Direct materials standard 10 square yards at ₱5 per yard


Direct manufacturing labor standard 5 hours at ₱10

During the second quarter, the company made 1,500 curtains and used 14,000 square yards of fabric costing
₱68,600. Direct labor totaled 7,600 hours for ₱79,800.

Required:
a. Compute the direct materials price and efficiency variances for the quarter.
b. Compute the direct manufacturing labor price and efficiency variances for the quarter.
10) The following data for the Alma Company pertain to the production of 1,000 urns during August.

Direct Materials (all materials purchased were used):

Standard cost: ₱6.00 per pound of urn.


Total actual cost: ₱5,600.
Standard cost allowed for units produced was ₱6,000.
Materials efficiency variance was ₱120 unfavorable.

Direct Manufacturing Labor:

Standard cost is 2 urns per hour at ₱24.00 per hour.


Actual cost per hour was ₱24.50.
Labor efficiency variance was ₱336 favorable.

Requi red:
a. What is standard direct material amount per urn?
b. What is the direct material price variance?
c. What is the total actual cost of direct manufacturing labor?
d. What is the labor price variance for direct manufacturing labor?

11) During February the Lungren Manufacturing Company's costing system reported several variances that the
production manager was surprised to see. Most of the company's monthly variances are under ₱125, even
though they may be either favorable or unfavorable. The following information is for the manufacture of
garden gates, its only product:

1. Direct materials price variance, ₱800 unfavorable.


2. Direct materials efficiency variance, ₱1,800 favorable.
3. Direct manufacturing labor price variance, ₱4,000 favorable.
4. Direct manufacturing labor efficiency variance, ₱600 unfavorable.

Required:
a. Provide the manager with some ideas as to what may have caused the price variances.
b. What may have caused the efficiency variances?

12) Waddell Productions makes separate journal entries for all cost accounting-related activities. It uses a
standard cost system for all manufacturing items. For the month of June, the following activities have taken
place:

Direct Manufacturing Materials Purchased ₱300,000


Direct Manufacturing Materials Used 250,000
Direct Materials Price Variance 10,000 unfavorable
(at time of purchase)
Direct Materials Efficiency Variance 15,000 favorable
Direct Manufacturing Labor Price Variance 6,000 favorable
Direct Manufacturing Labor Efficiency Variance 4,000 favorable
Direct Manufacturing Labor Payable 170,000

Requi red:
Record the necessary journal entries to close the accounts for the month.

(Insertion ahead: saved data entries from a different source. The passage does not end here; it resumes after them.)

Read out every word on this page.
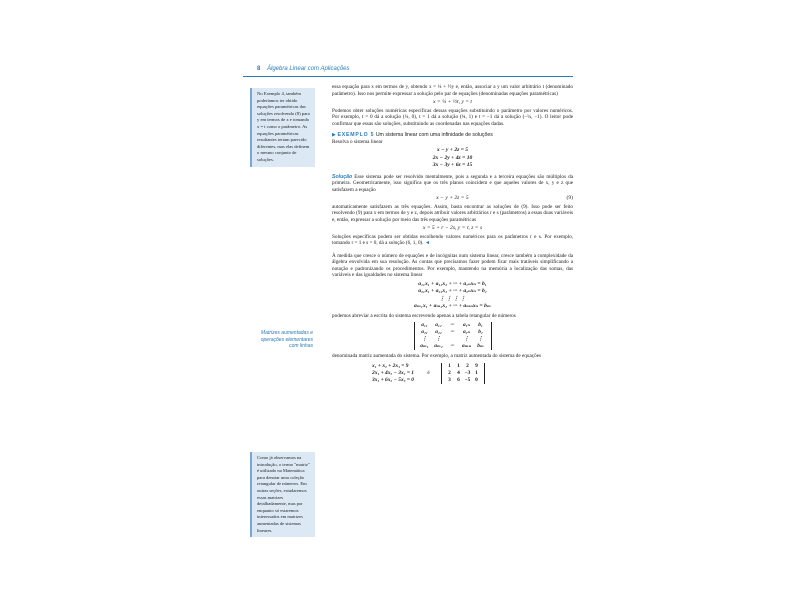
8 Álgebra Linear com Aplicações
No Exemplo 4, também poderíamos ter obtido equações paramétricas das soluções resolvendo (8) para y em termos de x e tomando x = t como o parâmetro. As equações paramétricas resultantes teriam parecido diferentes, mas elas definem o mesmo conjunto de soluções.
Matrizes aumentadas e operações elementares com linhas
Como já observamos na introdução, o termo "matriz" é utilizado na Matemática para denotar uma coleção retangular de números. Em outras seções, estudaremos essas matrizes detalhadamente, mas por enquanto só estaremos interessados em matrizes aumentadas de sistemas lineares.

essa equação para x em termos de y, obtendo x = ¼ + ½y e, então, associar a y um valor arbitrário t (denominado parâmetro). Isso nos permite expressar a solução pelo par de equações (denominadas equações paramétricas)

x = ¼ + ½t, y = t

Podemos obter soluções numéricas específicas dessas equações substituindo o parâmetro por valores numéricos. Por exemplo, t = 0 dá a solução (¼, 0), t = 1 dá a solução (¾, 1) e t = −1 dá a solução (−¼, −1). O leitor pode confirmar que essas são soluções, substituindo as coordenadas nas equações dadas.

▶ EXEMPLO 5 Um sistema linear com uma infinidade de soluções

Resolva o sistema linear

x − y + 2z = 5
2x − 2y + 4z = 10
3x − 3y + 6z = 15

Solução Esse sistema pode ser resolvido mentalmente, pois a segunda e a terceira equações são múltiplos da primeira. Geometricamente, isso significa que os três planos coincidem e que aqueles valores de x, y e z que satisfazem a equação

x − y + 2z = 5	(9)

automaticamente satisfazem as três equações. Assim, basta encontrar as soluções de (9). Isso pode ser feito resolvendo (9) para x em termos de y e z, depois atribuir valores arbitrários r e s (parâmetros) a essas duas variáveis e, então, expressar a solução por meio das três equações paramétricas

x = 5 + r − 2s, y = r, z = s

Soluções específicas podem ser obtidas escolhendo valores numéricos para os parâmetros r e s. Por exemplo, tomando r = 1 e s = 0, dá a solução (6, 1, 0). ◄

À medida que cresce o número de equações e de incógnitas num sistema linear, cresce também a complexidade da álgebra envolvida em sua resolução. As contas que precisamos fazer podem ficar mais tratáveis simplificando a notação e padronizando os procedimentos. Por exemplo, mantendo na memória a localização das somas, das variáveis e das igualdades no sistema linear

a₁₁x₁ + a₁₂x₂ + ··· + a₁ₙxₙ = b₁
a₂₁x₁ + a₂₂x₂ + ··· + a₂ₙxₙ = b₂
⋮ ⋮ ⋮ ⋮
aₘ₁x₁ + aₘ₂x₂ + ··· + aₘₙxₙ = bₘ

podemos abreviar a escrita do sistema escrevendo apenas a tabela retangular de números

a₁₁ a₁₂ ··· a₁ₙ b₁
a₂₁ a₂₂ ··· a₂ₙ b₂
⋮ ⋮	⋮ ⋮
aₘ₁ aₘ₂ ··· aₘₙ bₘ

denominada matriz aumentada do sistema. Por exemplo, a matriz aumentada do sistema de equações

x₁ + x₂ + 2x₃ = 9
2x₁ + 4x₂ − 3x₃ = 1
3x₁ + 6x₂ − 5x₃ = 0
é
1 1 2 9
2 4 −3 1
3 6 −5 0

13) Explain why there is no efficiency variance for fixed manufacturing overhead costs.

14) Abby Company has just implemented a new cost accounting system that provides two variances for fixed
manufacturing overhead. While the company's managers are familiar with the concept of spending
variances, they are unclear as to how to interpret the production-volume overhead variances. Currently, the
company has a production capacity of 54,000 units a month, although it generally produces only 46,000 units.
However, in any given month the actual production is probably something other than 46,000.

Required:

a. Does the production-volume overhead variance measure the difference between the 54,000 and 46,000,
or the difference between the 46,000 and the actual monthly production? Explain.
b. What advice can you provide the managers that will help them interpret the production-volume
overhead variances?

15) Explain why there is no production-volume variance for variable manufacturing overhead costs.

16) McKenna Company manufactured 1,000 units during April with a total overhead budget of ₱12,400.
However, while manufacturing the 1,000 units the microcomputer that contained the month's cost
information broke down. With the computer out of commission, the accountant has been unable to complete
the variance analysis report. The information missing from the report is lettered in the following set of data:

Variable overhead:
Standard cost per unit: 0.4 labor hour at ₱4 per hour
Actual costs: ₱2,100 for 376 hours
Flexible budget: a
Total flexible-budget variance: b
Variable overhead spending variance: c
Variable overhead efficiency variance: d

Fixed overhead:
Budgeted costs: e
Actual costs: f
Flexible-budget variance: ₱500 favorable

Requi red:
Compute the missing elements in the report represented by the lettered items.